O cardeal Bernard Francis Law morreu aos 86 anos. O anúncio chega quando ainda é noite no Vaticano, mas somente na madrugada de hoje em Boston, a cidade na qual a Igreja mundial viveu o primeiro e mais flagrante escândalo contemporâneo ligado à pedofilia.
Law foi o arcebispo daquela diocese nos anos incriminados, que vão de 1984 a 2002: sobre ele pesa a acusação de ter acobertado constante e sistematicamente os abusos cometidos pelos padres.
O prelado é personagem do célebre filme O caso Spotlight, que venceu o Oscar ao documentar no cinema a histórica investigação do Boston Globe, onde um grupo de jornalistas fez a investigação – que lhe valeram o prêmio Pulitzer – que reconstruiu as proporções do fenômeno dos abusos e a rede de cobertura construída pela cúria.
Law, particularmente, de maneira habitual transferia os padres acusados de pedofilia de uma paróquia para outra, sem tomar medidas mais decididas e sem avisar a polícia.
Tratava-se de um mecanismo que permitiu a repetição dos abusos por anos. No dia 13 de dezembro de 2002, submerso pelo escândalo, o arcebispo se demitiu do cargo. No seu lugar chegou Sean Patrick O’Malley, que se tornou o protagonista de um trabalho de reconstituição até se tornar uma das máximas referências eclesiásticas da luta contra a pedofilia.
Law, no entanto, foi transferido por João Paulo II a Roma, onde foi nomeado arcipreste da basílica de Santa Maria Maior, um cargo insignificante do ponto de visto operativo mas ainda relevante pelo prestígio honorífico. Isso lhe permitiu que estivesse, um ano depois, na primeira fila na cerimônia solene das exéquias do papa polaco.
E como cardeal eleitor, Law participou também do conclave que escolheu Bento XVI.
Em 2011, ao completar oitenta anos, ele ficou sendo o arcipreste emérito da basílica, sem nenhum poder ou influência.

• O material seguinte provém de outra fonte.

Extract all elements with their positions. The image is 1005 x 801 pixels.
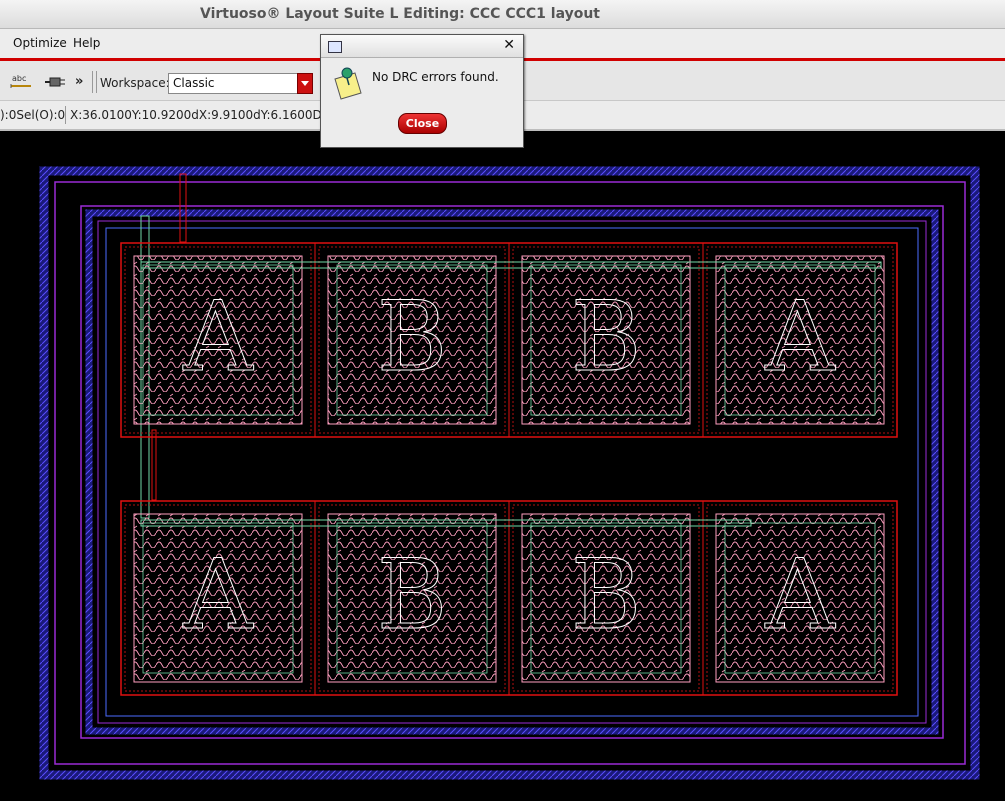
layout-drawing[interactable]: A B B A A B B A (0, 140, 1005, 801)
cell-label: A (764, 281, 836, 393)
toolbar-grip[interactable] (92, 71, 97, 93)
workspace-select[interactable]: Classic (168, 73, 313, 94)
drc-result-dialog: ✕ No DRC errors found. Close (320, 34, 524, 148)
chevron-down-icon[interactable] (297, 73, 313, 94)
window-icon (328, 41, 342, 53)
toolbar-overflow-button[interactable]: » (75, 74, 83, 89)
cell-label: A (182, 539, 254, 651)
dialog-title-bar[interactable]: ✕ (321, 35, 523, 58)
cell-label: A (182, 281, 254, 393)
vertical-route (179, 173, 187, 243)
window-title: Virtuoso® Layout Suite L Editing: CCC CC… (199, 6, 600, 22)
layout-canvas[interactable]: A B B A A B B A (0, 140, 1005, 801)
close-button[interactable]: Close (398, 113, 447, 134)
title-bar: Virtuoso® Layout Suite L Editing: CCC CC… (0, 0, 1005, 29)
selection-count: ):0Sel(O):0 (0, 108, 66, 122)
plug-icon[interactable] (43, 73, 67, 91)
text-label-icon[interactable]: abc (9, 73, 33, 91)
cell-label: B (377, 281, 448, 393)
svg-text:abc: abc (12, 74, 26, 83)
cell-label: A (764, 539, 836, 651)
vertical-red-route (151, 429, 157, 501)
cell-row-2: ABBA (120, 500, 898, 696)
menu-help[interactable]: Help (73, 36, 100, 50)
status-divider (65, 106, 66, 124)
cell-row-1: ABBA (120, 242, 898, 438)
info-note-icon (334, 67, 362, 100)
workspace-label: Workspace: (100, 76, 170, 90)
cursor-coordinates: X:36.0100Y:10.9200dX:9.9100dY:6.1600Dis (70, 108, 332, 122)
dialog-message: No DRC errors found. (372, 70, 499, 84)
workspace-value: Classic (173, 76, 215, 90)
cell-label: B (571, 539, 642, 651)
close-icon[interactable]: ✕ (503, 37, 515, 53)
cell-label: B (571, 281, 642, 393)
cell-label: B (377, 539, 448, 651)
menu-optimize[interactable]: Optimize (13, 36, 67, 50)
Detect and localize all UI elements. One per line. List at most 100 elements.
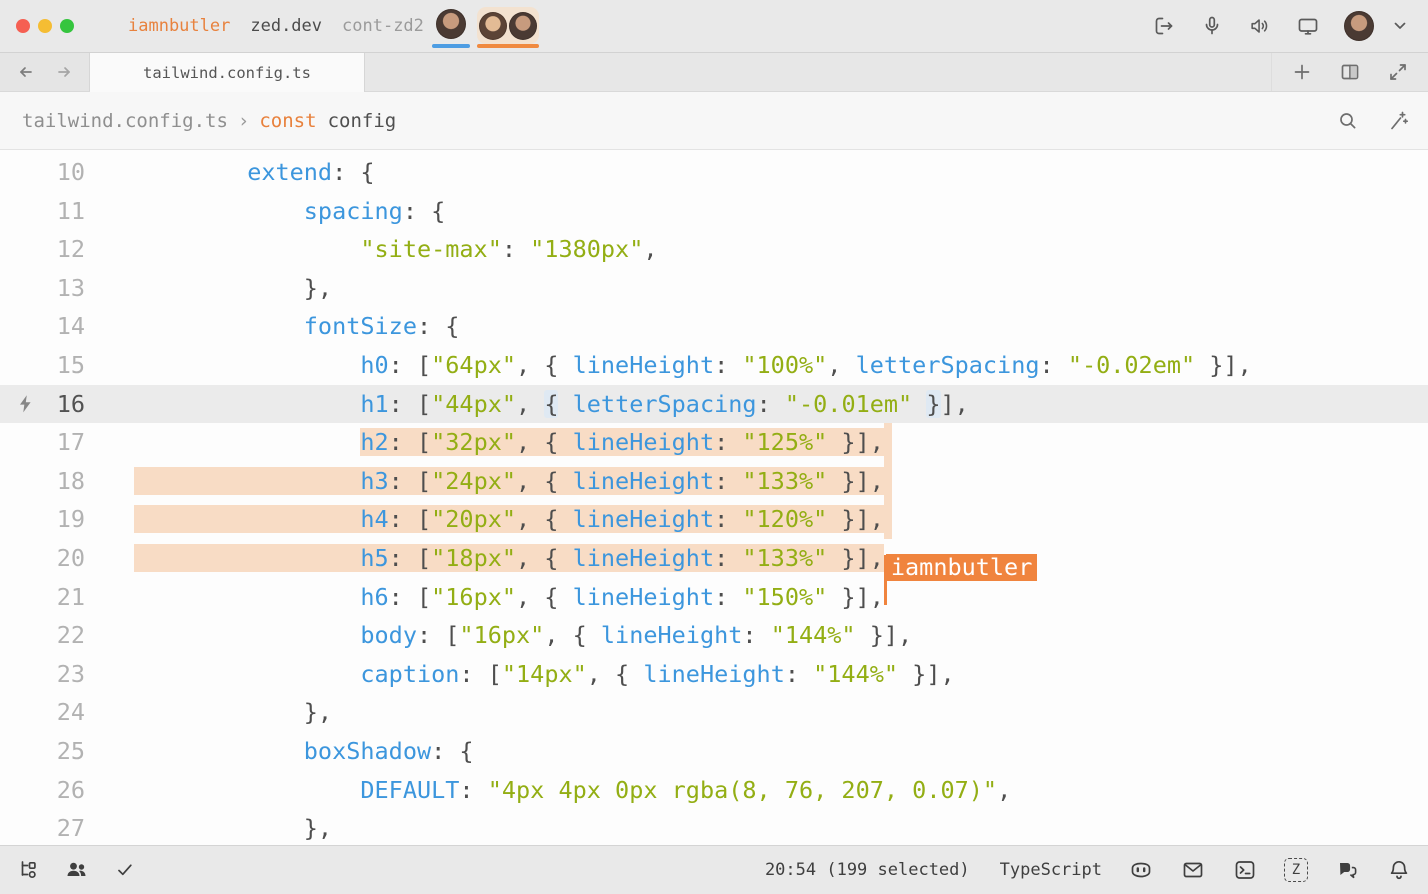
code-line[interactable]: 10 extend: { [0,153,1428,192]
cursor-position[interactable]: 20:54 (199 selected) [765,860,970,880]
tab-actions [1271,53,1428,91]
collaborators-icon[interactable] [64,857,90,883]
tab-tailwind-config[interactable]: tailwind.config.ts [90,53,365,92]
line-number[interactable]: 15 [0,346,85,385]
editor-toolbar-actions [1336,109,1410,133]
split-pane-icon[interactable] [1338,60,1362,84]
language-selector[interactable]: TypeScript [1000,860,1102,880]
breadcrumb[interactable]: tailwind.config.ts › const config [0,92,1428,150]
chat-icon[interactable] [1334,857,1360,883]
leave-call-icon[interactable] [1152,14,1176,38]
back-icon[interactable] [14,60,38,84]
title-texts: iamnbutler zed.dev cont-zd2 [128,0,424,52]
line-number[interactable]: 25 [0,732,85,771]
code-text[interactable]: }, [85,269,1428,308]
minimize-window-button[interactable] [38,19,52,33]
screen-share-icon[interactable] [1296,14,1320,38]
code-text[interactable]: DEFAULT: "4px 4px 0px rgba(8, 76, 207, 0… [85,771,1428,810]
code-editor[interactable]: 10 extend: {11 spacing: {12 "site-max": … [0,150,1428,845]
code-text[interactable]: h1: ["44px", { letterSpacing: "-0.01em" … [85,385,1428,424]
code-text[interactable]: }, [85,693,1428,732]
line-number[interactable]: 24 [0,693,85,732]
magic-wand-icon[interactable] [1386,109,1410,133]
code-text[interactable]: body: ["16px", { lineHeight: "144%" }], [85,616,1428,655]
code-text[interactable]: h5: ["18px", { lineHeight: "133%" }],iam… [85,539,1428,578]
status-left-tools [16,857,138,883]
line-number[interactable]: 16 [0,385,85,424]
code-line[interactable]: 23 caption: ["14px", { lineHeight: "144%… [0,655,1428,694]
avatar [479,12,507,40]
line-number[interactable]: 17 [0,423,85,462]
code-text[interactable]: h0: ["64px", { lineHeight: "100%", lette… [85,346,1428,385]
line-number[interactable]: 26 [0,771,85,810]
code-line[interactable]: 16 h1: ["44px", { letterSpacing: "-0.01e… [0,385,1428,424]
user-avatar[interactable] [1344,11,1374,41]
code-line[interactable]: 24 }, [0,693,1428,732]
project-panel-icon[interactable] [16,857,42,883]
code-line[interactable]: 12 "site-max": "1380px", [0,230,1428,269]
line-number[interactable]: 18 [0,462,85,501]
code-line[interactable]: 14 fontSize: { [0,307,1428,346]
line-number[interactable]: 22 [0,616,85,655]
speaker-icon[interactable] [1248,14,1272,38]
line-number[interactable]: 20 [0,539,85,578]
branch-name-button[interactable]: cont-zd2 [342,16,424,36]
search-icon[interactable] [1336,109,1360,133]
expand-icon[interactable] [1386,60,1410,84]
bell-icon[interactable] [1386,857,1412,883]
zed-assistant-letter: Z [1292,862,1300,878]
host-user-button[interactable]: iamnbutler [128,16,230,36]
line-number[interactable]: 10 [0,153,85,192]
code-text[interactable]: "site-max": "1380px", [85,230,1428,269]
line-number[interactable]: 12 [0,230,85,269]
breadcrumb-symbol[interactable]: config [328,110,397,132]
code-text[interactable]: spacing: { [85,192,1428,231]
code-line[interactable]: 11 spacing: { [0,192,1428,231]
code-line[interactable]: 27 }, [0,809,1428,845]
copilot-icon[interactable] [1128,857,1154,883]
code-text[interactable]: h2: ["32px", { lineHeight: "125%" }], [85,423,1428,462]
code-text[interactable]: extend: { [85,153,1428,192]
line-number[interactable]: 27 [0,809,85,845]
zoom-window-button[interactable] [60,19,74,33]
code-text[interactable]: caption: ["14px", { lineHeight: "144%" }… [85,655,1428,694]
code-line[interactable]: 17 h2: ["32px", { lineHeight: "125%" }], [0,423,1428,462]
code-line[interactable]: 20 h5: ["18px", { lineHeight: "133%" }],… [0,539,1428,578]
close-window-button[interactable] [16,19,30,33]
code-line[interactable]: 18 h3: ["24px", { lineHeight: "133%" }], [0,462,1428,501]
line-number[interactable]: 14 [0,307,85,346]
new-tab-icon[interactable] [1290,60,1314,84]
code-line[interactable]: 13 }, [0,269,1428,308]
code-line[interactable]: 26 DEFAULT: "4px 4px 0px rgba(8, 76, 207… [0,771,1428,810]
title-bar: iamnbutler zed.dev cont-zd2 [0,0,1428,53]
project-name-button[interactable]: zed.dev [250,16,322,36]
forward-icon[interactable] [52,60,76,84]
code-line[interactable]: 21 h6: ["16px", { lineHeight: "150%" }], [0,578,1428,617]
code-line[interactable]: 15 h0: ["64px", { lineHeight: "100%", le… [0,346,1428,385]
code-text[interactable]: fontSize: { [85,307,1428,346]
feedback-mail-icon[interactable] [1180,857,1206,883]
code-text[interactable]: }, [85,809,1428,845]
zed-assistant-icon[interactable]: Z [1284,858,1308,882]
zed-window: iamnbutler zed.dev cont-zd2 [0,0,1428,894]
diagnostics-check-icon[interactable] [112,857,138,883]
line-number[interactable]: 11 [0,192,85,231]
terminal-icon[interactable] [1232,857,1258,883]
microphone-icon[interactable] [1200,14,1224,38]
code-text[interactable]: boxShadow: { [85,732,1428,771]
code-text[interactable]: h4: ["20px", { lineHeight: "120%" }], [85,500,1428,539]
line-number[interactable]: 21 [0,578,85,617]
call-controls [1152,0,1412,52]
code-line[interactable]: 22 body: ["16px", { lineHeight: "144%" }… [0,616,1428,655]
collaborator-avatar[interactable] [436,9,466,39]
breadcrumb-file[interactable]: tailwind.config.ts [22,110,228,132]
line-number[interactable]: 13 [0,269,85,308]
line-number[interactable]: 23 [0,655,85,694]
line-number[interactable]: 19 [0,500,85,539]
code-line[interactable]: 19 h4: ["20px", { lineHeight: "120%" }], [0,500,1428,539]
code-text[interactable]: h3: ["24px", { lineHeight: "133%" }], [85,462,1428,501]
code-line[interactable]: 25 boxShadow: { [0,732,1428,771]
following-avatar-group[interactable] [477,7,539,44]
chevron-down-icon[interactable] [1388,14,1412,38]
code-text[interactable]: h6: ["16px", { lineHeight: "150%" }], [85,578,1428,617]
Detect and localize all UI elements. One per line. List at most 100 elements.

A sua vida se encerrou no silêncio mas voltou à ribalta depois da eleição do papa Francisco, porque a primeira visita do pontífice recém-eleito foi a Santa Maria Maior.
Padre Federico Lombardi, na época diretor da Sala de Imprensa do Vaticano, foi obrigado a desmentir que Bergoglio tivesse afastado o purpurado de um passado complicado. E Lombardi explicou à imprensa mundial: “O cardeal Law estava presente de modo discreto na capela juntamente com outros membros do capítulo e dos confessores, já que foi até recentemente arcipreste de Santa Maria Maior. Depois ele voltou para a sua casa. Nada mais há para ser acrescentado”.
A sua casa era no Palazzo della Cancelleria, edifício do Vaticano, atrás do Campo de’ Fiori. Ali permaneceu também nos dias em que o filme de Tom McCarthyconquistou a estatueta de Hollywood.
Nos últimos dias da sua vida, no entanto, Law viveu num hospital devido ao agravamento das suas condições de saúde.